Menurutnya, pelayanan yang diberikan oleh pemeriksa kepada pendonor juga lumayan bagus, apalagi alat-alat yang digunakan pun terlihat sangat steril.

Tak hanya itu saja, Dekan FKIP itu juga mengucapkan terima kasih kepada pihak kampus yang telah berkolaborasi dengan Dinkes Sulsel dalam pelaksanaan donor darah ini. Ia pun berharap kegiatan seperti ini bisa terus digencarkan dan rutin dilaksanakan.

“Saya sangat berterima kasih kepada pihak kampus karena ada kolaborasi dengan unit transfusi darah Dinas kesehatan Provinsi Sulawesi Selatan untuk menyelenggarakan kegiatan donor darah ini. Saya berharap juga agar kegiatan seperti ini terus digencarkan karena banyak yang membutuhkan darah,” ujarnya.

“Banyak orang yang akan selamat dengan menerima donor darah dari kita. Intinya adalah ketika kita mendonorkan darah, berarti kita telah menyelamatkan orang lain. Dan itu adalah sedekah dari kita untuk umat manusia yang lain,” kunci Dr. Abdul Malik Iskandar,M.Si.

Sementara itu, Dr. Deby selaku pemeriksa dan penanggung jawab donor darah tersebut menuturkan, bahwa kegiatan ini diselenggarakan dengan adanya MoU kerjasama antara pihak kampus dengan Dinkes Sulsel.

“Sebelumnya memang ada MOU antara pihak kampus dengan Dinas kesehatan Sulsel dalam hal ini unit transfusi darah. Jadi sebelumnya ini rutin dilakukan tepat sebelum pandemi Covid-19, tetapi setelah pandemi agak jarang,” ujarnya.

Kepada para pendonor, sebelum dilakukan donor darah, pihak pemeriksa memberikan sosialisasi terlebih dahulu. Hal ini dilakukan agar orang-orang mengetahui, apakah dirinya layak menjadi pendonor darah atau tidak.

Beberapa hal yang sosialisasikan yakni, pendonor darah harus memiliki umur di atas 17 tahun, berat badan minimal 47 Kg. Selain itu, pendonor juga tidak boleh begadang dan tidak mempunyai riwayat penyakit yang menular.
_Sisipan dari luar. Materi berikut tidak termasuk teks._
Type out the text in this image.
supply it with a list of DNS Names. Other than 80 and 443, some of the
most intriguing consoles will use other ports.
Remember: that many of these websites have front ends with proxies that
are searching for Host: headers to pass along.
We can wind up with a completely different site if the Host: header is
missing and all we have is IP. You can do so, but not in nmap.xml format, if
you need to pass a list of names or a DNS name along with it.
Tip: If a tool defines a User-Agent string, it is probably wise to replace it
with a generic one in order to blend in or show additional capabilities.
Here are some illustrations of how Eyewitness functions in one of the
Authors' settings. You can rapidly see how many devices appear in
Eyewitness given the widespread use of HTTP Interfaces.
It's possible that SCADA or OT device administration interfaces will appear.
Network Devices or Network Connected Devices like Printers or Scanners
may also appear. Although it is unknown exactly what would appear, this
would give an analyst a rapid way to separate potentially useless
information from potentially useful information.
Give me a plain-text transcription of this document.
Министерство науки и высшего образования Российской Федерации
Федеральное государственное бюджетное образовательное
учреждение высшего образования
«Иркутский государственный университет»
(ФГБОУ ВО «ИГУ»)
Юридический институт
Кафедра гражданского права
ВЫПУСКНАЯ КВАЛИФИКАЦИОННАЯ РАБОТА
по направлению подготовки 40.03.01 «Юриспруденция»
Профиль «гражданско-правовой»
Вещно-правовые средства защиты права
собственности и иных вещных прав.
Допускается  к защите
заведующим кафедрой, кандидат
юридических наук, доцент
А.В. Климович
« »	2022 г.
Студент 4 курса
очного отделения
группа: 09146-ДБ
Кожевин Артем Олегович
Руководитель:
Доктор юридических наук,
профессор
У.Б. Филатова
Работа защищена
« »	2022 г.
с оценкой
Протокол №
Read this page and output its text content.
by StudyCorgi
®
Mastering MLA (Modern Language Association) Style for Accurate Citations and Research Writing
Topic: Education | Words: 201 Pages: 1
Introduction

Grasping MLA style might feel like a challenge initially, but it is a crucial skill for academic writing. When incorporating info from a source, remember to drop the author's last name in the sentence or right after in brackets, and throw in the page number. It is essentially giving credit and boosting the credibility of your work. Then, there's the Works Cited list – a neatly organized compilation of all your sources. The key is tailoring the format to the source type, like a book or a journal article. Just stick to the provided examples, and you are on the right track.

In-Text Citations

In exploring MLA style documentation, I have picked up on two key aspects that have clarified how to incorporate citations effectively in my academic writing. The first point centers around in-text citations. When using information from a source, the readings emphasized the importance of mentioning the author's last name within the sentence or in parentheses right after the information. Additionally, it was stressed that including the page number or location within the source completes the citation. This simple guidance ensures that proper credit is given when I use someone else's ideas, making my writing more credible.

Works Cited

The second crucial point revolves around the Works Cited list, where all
Di akhir keterangannya, Dr. Deby juga menegaskan, tujuan utama diselenggarakannya donor darah adalah sebagai wujud kemanusiaan. Karena menurutnya, setiap hari banyak orang sakit yang membutuhkan berkantong-kantong darah untuk bisa sembuh dari penyakitnya.

“Tujuan dari dari donor darah adalah untuk kemanusiaan karena sebanyak apapun darah yang didonorkan akan habis setiap harinya. Hal ini dikarenakan banyak pasien yang membutuhkan. Kemudian tujuan lainnya adalah memberi manfaat untuk pendonor itu sendiri. Jadi manfaat bagi pendonor adalah untuk siklus darah yang dikeluarkan agar dibentuk kembali dengan darah yang lebih fresh,” tutupnya.

Sebagai informasi, kegiatan donor darah ini akan terus rutin diselenggarakan oleh Politeknik Kesehatan Megarezky dengan berkolaborasi bersama Dinkes Sulsel Unit Transfusi Darah. Tunggu Informasi Selanjutnya yaa!